Date : 23 November 2021

Paul Baker
Founder, St Pierre Groupe

St Pierre Groupe is an international bakery business. With a turnover in excess of £100m and 80 employees worldwide, its portfolio includes the St Pierre, Baker Street and Paul Hollywood brands. As a small business at the beginning of its journey, St Pierre Groupe is prioritising inclusivity and proving the power of inspiring leadership, driven from the top down.

What does inclusion and diversity mean at St Pierre Groupe?

St Pierre Groupe is a small organisation, but as we’ve grown, inclusion and diversity has evolved organically. Our inclusive culture is a reflection of the people in the organisation, rather than a box-ticking exercise. It’s not about writing values on the wall, or marketing diversity externally, but about living our values and fostering a culture of mutual respect.

And as a leader, what does I&D mean to you personally?

First of all, it’s critically important that as a business leader you understand the complexities of diversity, but also the opportunities that it can bring.

My wife writes films about diversity and all that word encompasses. As a result, I’m attuned to the issues at hand, which I think means I&D comes more naturally to me. An inclusive mindset must come from within you, and I think those without an inherently positive attitude to difference can find it difficult to adopt an open mind.

I’m also encouraged and inspired by younger generations. They carry far less bias, and it’s exciting to see this positive change play out.

As a business leader I feel a responsibility to be part of that change. Ultimately, every business is a team of people… so if diversity isn’t at the top of your list, then you need to step up your game.

How do you promote an inclusive culture?

Part of it is about the language you use as a senior leader.

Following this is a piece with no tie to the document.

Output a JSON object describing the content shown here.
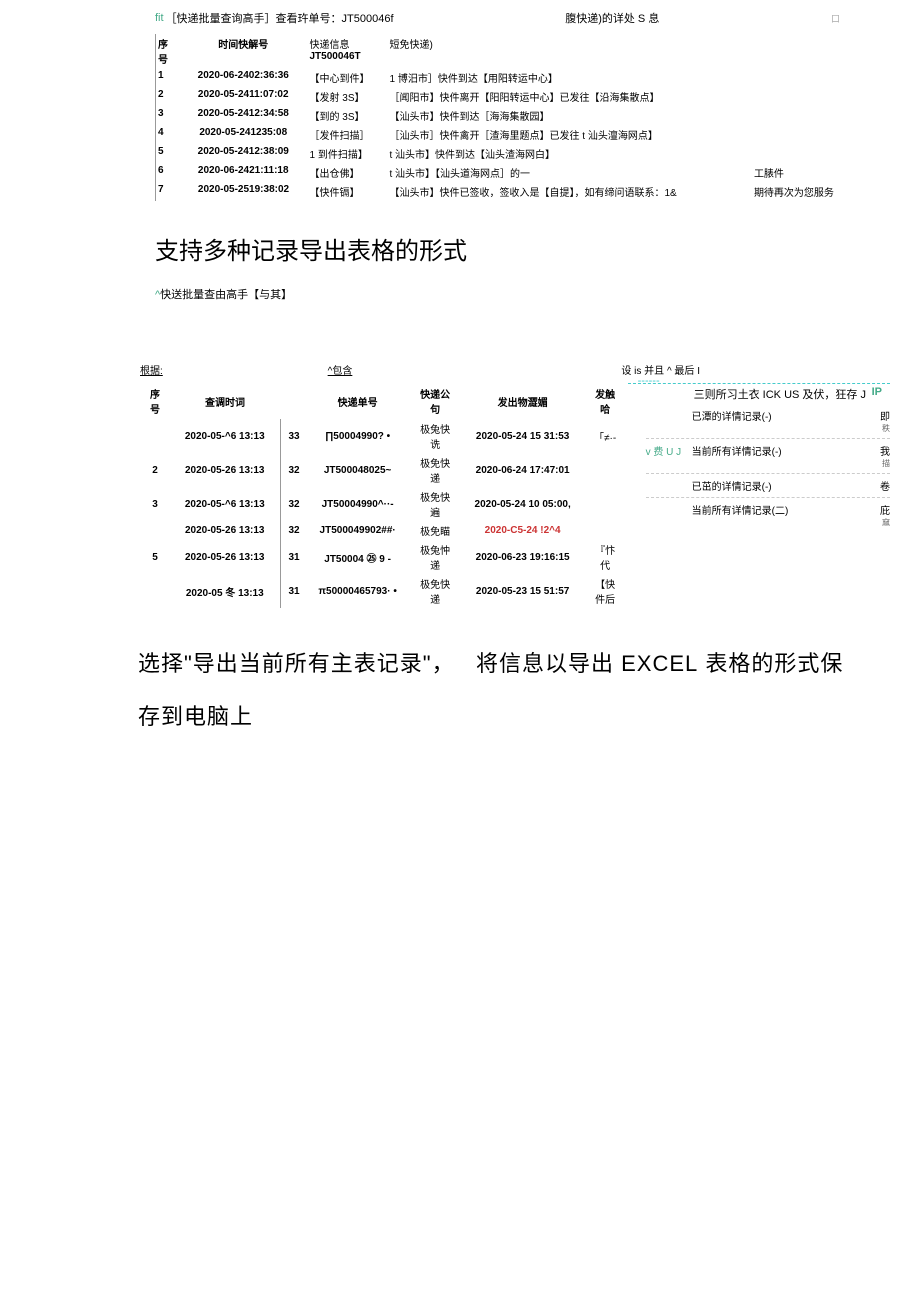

I lead from the front and I know I’ve earnt the respect of my colleagues by treating everyone the same.

My finance director once said to me, “you’re gender blind.” I’d never thought about it like that but that’s how we work – we just look for the best person, and as a result, we’re a diverse group– nearly three quarters of our management team are women.

We’ve also recently hired an HR manager who leads the diversity agenda. She attends our board meetings, which is a clear demonstration to the board and our team that we are prioritising the people at the heart of our business.

In terms of a formal diversity and inclusion agenda, you’re fairly early on in your journey. What is next on your list of priorities?

As a leadership team, we’re working closely with our HR manager to discuss ways to formalise our inclusive culture.

We’re starting to think about data collection and about how we can launch employee engagement surveys to learn more about our workforce.

Addressing unconscious bias is also on the list. While unconscious bias training can be useless without an inclusive culture to underpin it, we’re talking about what support we can give to our team in this area.

Additionally, we’re having some exciting conversations about how we hire, and are exploring the idea of blind CVs to try and avoid any discrimination that can creep in.